Aurangabad: The pattern of crop sowing in parched Marathwada needs to change as per availability of water because dams in the region are not efficient with irrigation, said environmentalist and water management expert Vijay Diwan.
He said 80 per cent of water was spent on sugarcane cultivation, and claimed growing jowar (sorghum) and maize, which need less water, could give farmers as much profits. Speaking at a lecture at Mahatma Gandhi Study Centre in Dr Babasaheb Ambedkar Marathwada University, Diwan said Marathwada receives just 309 TMC (thousand million cubic feet) of natural water annually against Western Maharashtra's 585 TMC.

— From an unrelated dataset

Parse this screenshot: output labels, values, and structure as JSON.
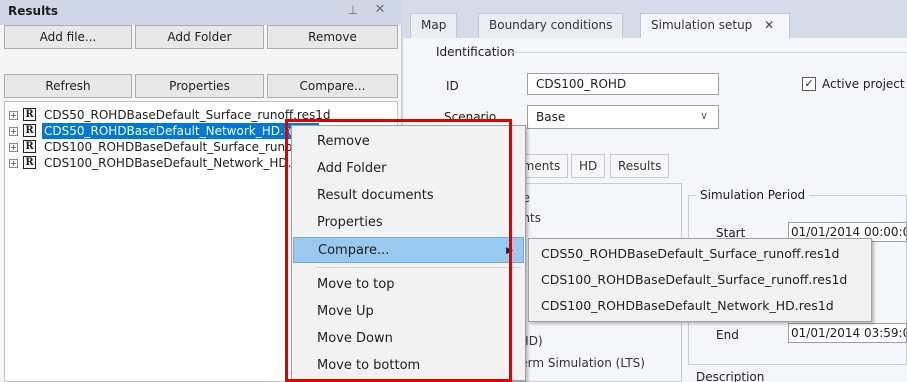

"It is high time to change crop pattern in Marathwada as per water availability," he said, adding that simple water saving habits among people would also go a long way in reducing woes in the region. Contending that dams built in Ahmednagar and Nashik were curtailing water to Marathwada, Diwan also highlighted how Jayakwadi dam, on the Godavari river, was not irrigating as much area as authorities said it would.
"When Jayakwadi dam was built, it was said it would irrigate 2.42 lakh hectares. Various tests in 1976 showed the irrigated land was just 1.42 lakh hectare. It's now irrigating only 28,000 hectares. Efficiency of dams in Marathwada is not very high," he claimed. He said Jayakwadi was supposed to get 81 TMC water annually but the actual inflow is much less.
Faulty sowing patterns "copied from other areas" had left lands in Marathwada barren and afflicted with diminishing productivity, Diwan claimed. "Out of 76 talukas, 29 get very less rainfall. Of this 29, some 12 talukas are perennially drought-prone. Groundwater levels are now below 800 feet," he said.